4. Research salaries on job boards
You can also compare similar roles and salaries by reviewing advertisements on job boards.
It’s important to remember that whenever you’re considering a job offer or determining your desired salary, there are a number of other important factors to take into account. For instance, employee benefits, pension contributions, subsidised travel options and other non-financial incentives are all important considerations in an overall package.
In fact, depending on your personal circumstances, it might even be more sensible to forgo some of the headline salary for a better benefits package.
Yes, money is vital, but subsidised food and drink, dental care, wellness programmes or the keys to a company car can add greatly to the value of your total package.
So, when considering an offer and comparing it to your desired salary, estimate the value of the benefits proposed and add these to the base salary. It could be that the figure you desire can be achieved as part of a total compensation package.

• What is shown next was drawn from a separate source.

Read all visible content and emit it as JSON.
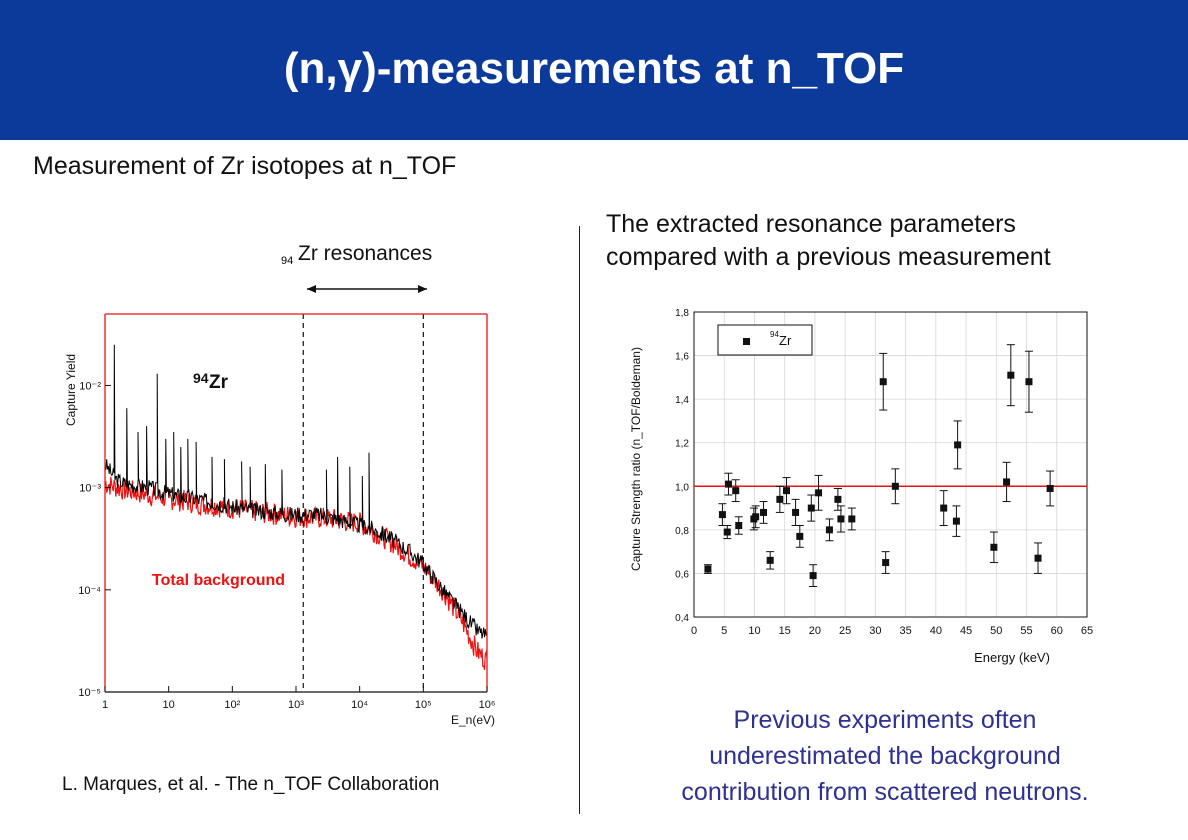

It’s also important to remember that the exact details of the benefits you are offered may not be clear during the application process. So, ask your recruitment consultant to clarify the benefits that a prospective employer is offering.
The value of knowing your worth
Ultimately, what we all want from our career is a fair day’s wage for a fair day’s work. When we don’t feel that’s what we’re getting, the temptation can be to look elsewhere, especially if we feel we have developed the skills, knowledge and experience to take on a more challenging role.
However, being paid fairly for what you do isn’t only achievable by changing jobs. If you’re otherwise happy with your role, have a discussion with your manager and put forward the case for a pay rise.
Finally, be realistic in your approach at all times, whether that means having a quiet chat with your current manager or finding other resources to assist you.
If you can make good use of the information available to you and remain sensible in your expectations, you are far less likely to overinflate the salary you can realistically command – and more likely to apply for the roles that can actually deliver what you’re worth.
Nick Deligiannis is managing director of Hays Australia & New Zealand. A version of this article previously appeared on the Hays Viewpoint blog.